Research questions. In this PhD, we examine the mechanisms underlying HPA axis activation in CC. We hypothesize that central nervous system inflammation may play a critical role in instigating the systemic inflammatory response (observed in cachexia) which may trigger a transcriptional glucocorticoid-dependant response in muscle and liver.

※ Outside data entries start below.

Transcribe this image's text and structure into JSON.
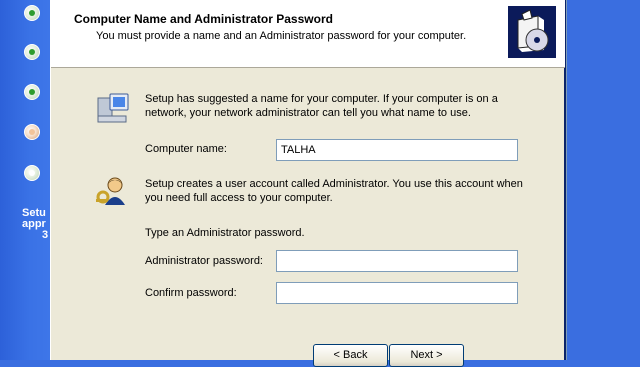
{
  "sidebar": {
    "steps": [
      {
        "state": "done"
      },
      {
        "state": "done"
      },
      {
        "state": "done"
      },
      {
        "state": "active"
      },
      {
        "state": "pending"
      }
    ],
    "lines": [
      "Setu",
      "appr",
      "3"
    ]
  },
  "header": {
    "title": "Computer Name and Administrator Password",
    "subtitle": "You must provide a name and an Administrator password for your computer."
  },
  "computer_section": {
    "icon": "computer-icon",
    "text_line1": "Setup has suggested a name for your computer.  If your computer is on a",
    "text_line2": "network, your network administrator can tell you what name to use.",
    "name_label": "Computer name:",
    "name_value": "TALHA"
  },
  "admin_section": {
    "icon": "users-key-icon",
    "text_line1": "Setup creates a user account called Administrator.  You use this account when",
    "text_line2": "you need full access to your computer.",
    "prompt": "Type an Administrator password.",
    "password_label": "Administrator password:",
    "password_value": "",
    "confirm_label": "Confirm password:",
    "confirm_value": ""
  },
  "buttons": {
    "back": "< Back",
    "next": "Next >"
  },
  "colors": {
    "desktop_blue": "#3a6ee0",
    "dialog_bg": "#ece9d8",
    "textbox_border": "#7f9db9"
  }
}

Objectives - Approach. We will determine in ApcMin/+ i) the level of hypothalamic inflammation, ii) whether an intraperitoneal injection of a soluble receptor of myostatine can prevent it (collaboration Olli RITVOS, University of Helsinki, Finland), a strategy used to block CC, and iii) whetheran intracerebroventricular injection of pro-inflammatory cytokines (IL-1ß, IL-6) may induce a glucocorticoid-dependent transcriptional response in muscle and liver. Muscle function will also be studied in this context.
Expected results. The results of this project will enable us to determine whether hypothalamic inflammation regulates the corticotrope axis during CC, and to asses the impact of this regulation on muscle function and hepatic metabolism.